Striking up a conversation with someone you don’t know is an occurrence that most of us regularly do, perhaps even every day. A new colleague you’ve just met at work for the first time. A neighbour who has just recently moved into your street. Or even just the person sitting next to you when you are waiting for the bus or train.

But when your initial introductory conversation has finished, and you have continued along your way do you often stop to wonder what they thought of you, and the conversation you’ve just had? Maybe you think to yourself “Did I overstep my bounds just then?” or “Did I talk too much?” or even “Did they think I was boring?”.

Judging your conversation

The anxieties and uncertainties which can arise after having a conversation with someone you don’t know haven’t been readily studied before. But now some new research published recently has explored whether people can make an accurate assessment of what people thought of them.

In other words, does your judgment of how you behave during a conversation with a stranger match up with their actual perception?
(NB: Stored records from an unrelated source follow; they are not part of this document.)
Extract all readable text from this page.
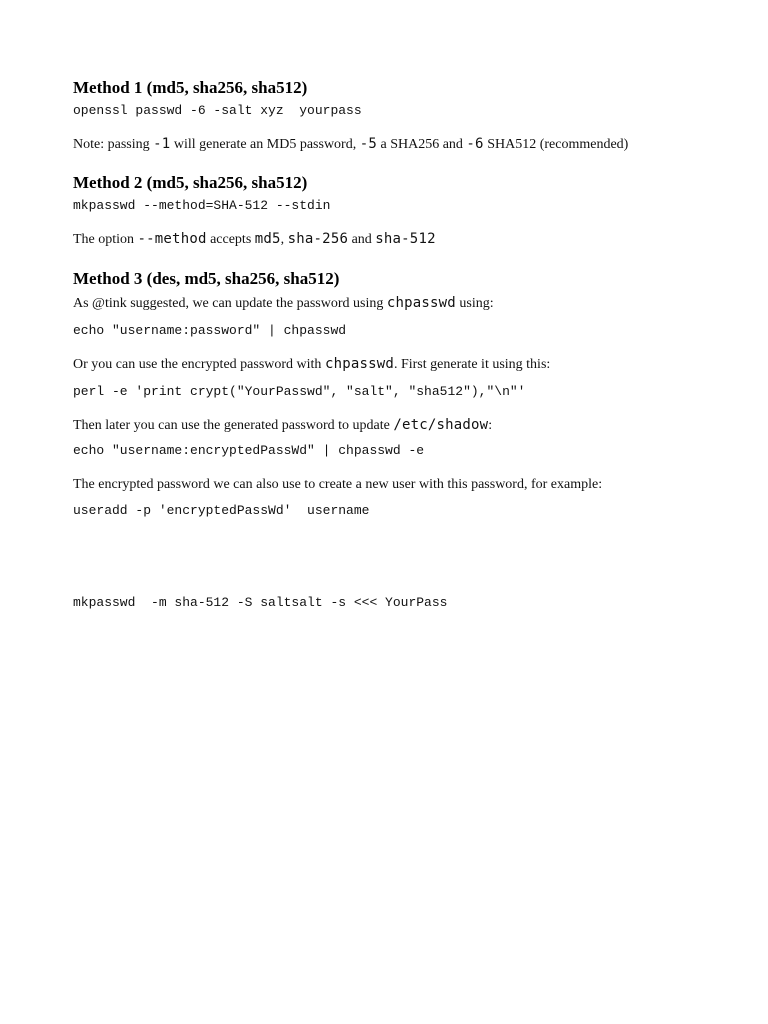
Method 1 (md5, sha256, sha512)
openssl passwd -6 -salt xyz  yourpass
Note: passing -1 will generate an MD5 password, -5 a SHA256 and -6 SHA512 (recommended)
Method 2 (md5, sha256, sha512)
mkpasswd --method=SHA-512 --stdin
The option --method accepts md5, sha-256 and sha-512
Method 3 (des, md5, sha256, sha512)
As @tink suggested, we can update the password using chpasswd using:
echo "username:password" | chpasswd
Or you can use the encrypted password with chpasswd. First generate it using this:
perl -e 'print crypt("YourPasswd", "salt", "sha512"),"\n"'
Then later you can use the generated password to update /etc/shadow:
echo "username:encryptedPassWd" | chpasswd -e
The encrypted password we can also use to create a new user with this password, for example:
useradd -p 'encryptedPassWd'  username
mkpasswd  -m sha-512 -S saltsalt -s <<< YourPass
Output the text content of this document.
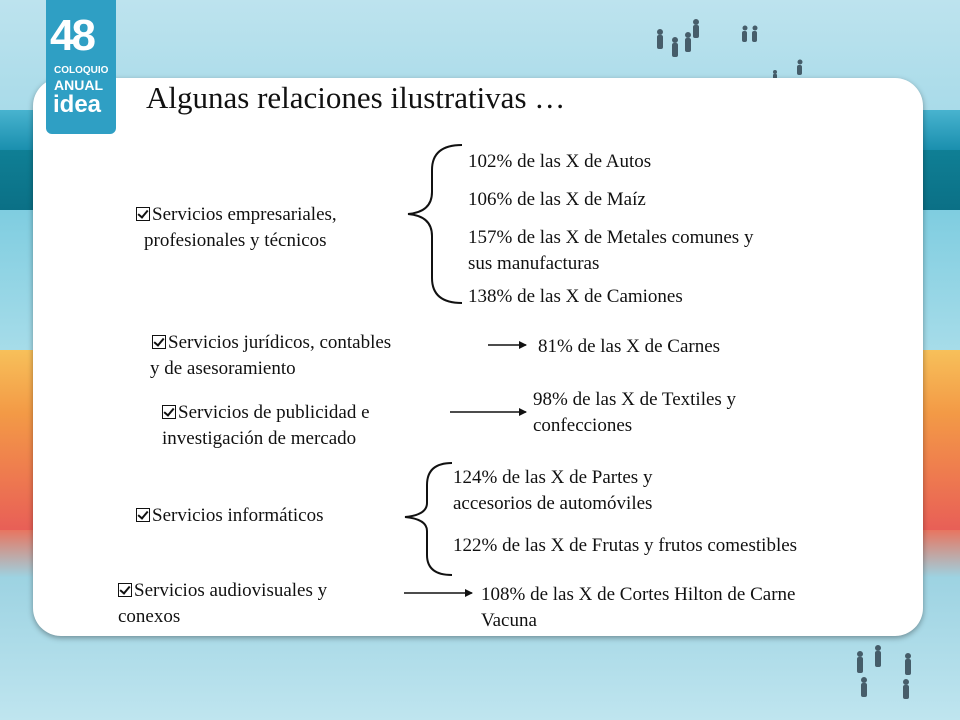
48
COLOQUIO
ANUAL
idea Algunas relaciones ilustrativas …
Servicios empresariales,
profesionales y técnicos
102% de las X de Autos
106% de las X de Maíz
157% de las X de Metales comunes y
sus manufacturas
138% de las X de Camiones
Servicios jurídicos, contables
y de asesoramiento
81% de las X de Carnes
Servicios de publicidad e
investigación de mercado
98% de las X de Textiles y
confecciones
Servicios informáticos
124% de las X de Partes y
accesorios de automóviles
122% de las X de Frutas y frutos comestibles
Servicios audiovisuales y
conexos
108% de las X de Cortes Hilton de Carne
Vacuna
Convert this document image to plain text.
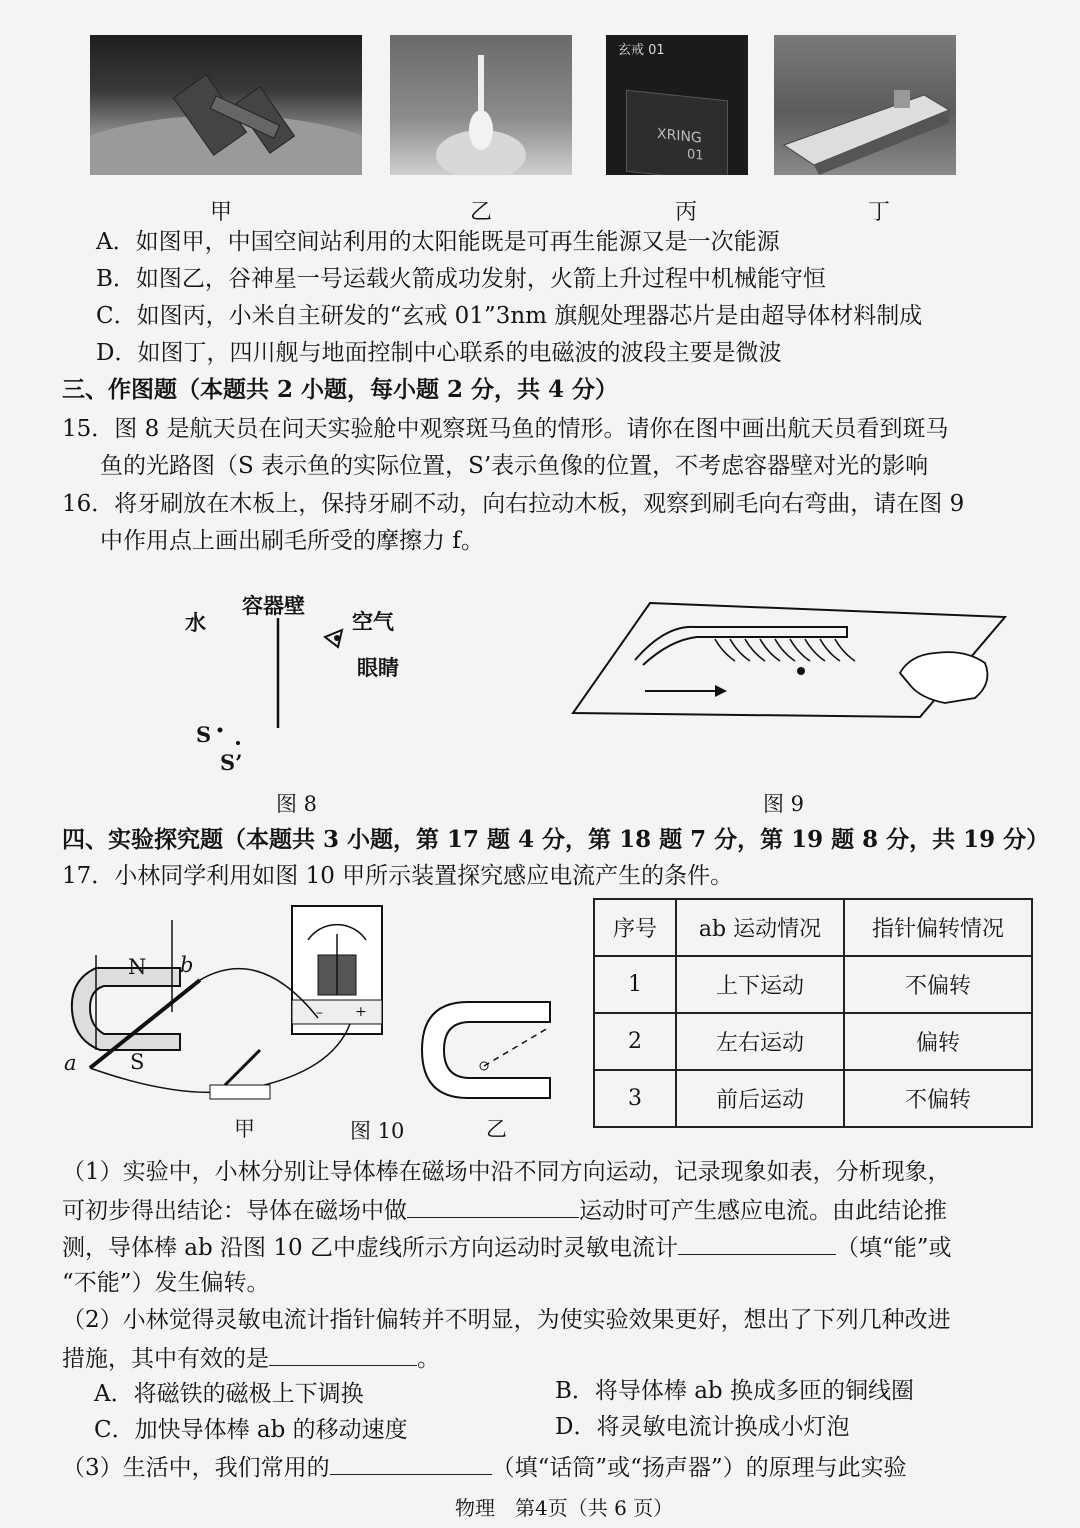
玄戒 01
XRING
01
甲	乙	丙	丁
A．如图甲，中国空间站利用的太阳能既是可再生能源又是一次能源
B．如图乙，谷神星一号运载火箭成功发射，火箭上升过程中机械能守恒
C．如图丙，小米自主研发的“玄戒 01”3nm 旗舰处理器芯片是由超导体材料制成
D．如图丁，四川舰与地面控制中心联系的电磁波的波段主要是微波
三、作图题（本题共 2 小题，每小题 2 分，共 4 分）
15．图 8 是航天员在问天实验舱中观察斑马鱼的情形。请你在图中画出航天员看到斑马
鱼的光路图（S 表示鱼的实际位置，S’表示鱼像的位置，不考虑容器壁对光的影响
16．将牙刷放在木板上，保持牙刷不动，向右拉动木板，观察到刷毛向右弯曲，请在图 9
中作用点上画出刷毛所受的摩擦力 f。
水
容器壁
空气
眼睛
S
S’
图 8	图 9
四、实验探究题（本题共 3 小题，第 17 题 4 分，第 18 题 7 分，第 19 题 8 分，共 19 分）
17．小林同学利用如图 10 甲所示装置探究感应电流产生的条件。
N
S
a
b
– +
甲	图 10	乙
序号	ab 运动情况	指针偏转情况
1	上下运动	不偏转
2	左右运动	偏转
3	前后运动	不偏转
（1）实验中，小林分别让导体棒在磁场中沿不同方向运动，记录现象如表，分析现象，
可初步得出结论：导体在磁场中做	运动时可产生感应电流。由此结论推
测，导体棒 ab 沿图 10 乙中虚线所示方向运动时灵敏电流计	（填“能”或
“不能”）发生偏转。
（2）小林觉得灵敏电流计指针偏转并不明显，为使实验效果更好，想出了下列几种改进
措施，其中有效的是	。
A．将磁铁的磁极上下调换	B．将导体棒 ab 换成多匝的铜线圈
C．加快导体棒 ab 的移动速度	D．将灵敏电流计换成小灯泡
（3）生活中，我们常用的	（填“话筒”或“扬声器”）的原理与此实验
物理　第4页（共 6 页）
Or is there a mismatch?

A new type of perceptual bias.

Their paper describes multiple experiments to explore this question, both in the lab and in more real-world settings. And they revealed that there is indeed a mismatch. More specifically they found, across all their studies, that, after an introductory conversation, people are liked by the other person more than they think they are. In other words, people systematically underestimate how much their conversation partners liked them and enjoyed their company.

They called this mismatch the liking gap – to reflect the fact that other people like us more than we think they do.

Your inner critic

What’s more, they found that this liking gap persisted regardless of whether the introductory conversion was over a short, medium or longer period. Meaning that it isn’t necessarily anything to do with the duration of the conversation.

Also, the bias suggests that people are more likely to be negative about their conversation, than about other people’s conversation. The authors suggest that each of us has an inner critic inside our brain who is constantly monitoring our social conversations, perhaps to continually strive to do better next time.

However, the downside to this is that people seem to have a deliberate inbuilt pessimism, or fear of embarrassment, about their own conversational abilities – something that is at odds with some other biases of human perception and behavior which have been previously described in the literature and which suggest that people often see themselves and their lives through rose tinted glasses – otherwise known as the optimism bias.

It’s just inside your head.

Another possible reason for why people exhibit this liking gap is because they are not only evaluating the external circumstances of the conversation, such as what they said and how the other person responded, but also they are taking into account the emotional insecurities and self-conscious feelings inside their head, which are not necessarily visible to the listener.

In the words of the authors of the paper “In people’s minds, they are stammering and nervous and searching for the right words, but others cannot see the inside of their minds; rather, they are paying attention to overt behaviour.” 

More social than you realise. 

What’s more, when people are making these critical judgements, they often forget that they have actually been fine-tuning their social behaviours over their whole lifetime, so that it is acceptable and even likeable. They have learnt that they should be gazing, laughing, smiling, pausing, gesturing, and take turns in ways that fit the conversation and synchronising these overt behaviours with their conversation partner.  But because this fine-tuning is typically done at a subconscious level, we often don’t think very much about how well-honed our social and conversational behaviours are.

Don’t be so hard on yourself.

This new liking gap bias, therefore, can be added to the long list of biases which are known to influence people’s behaviour and perception, and that are useful to know about when you go about your daily life.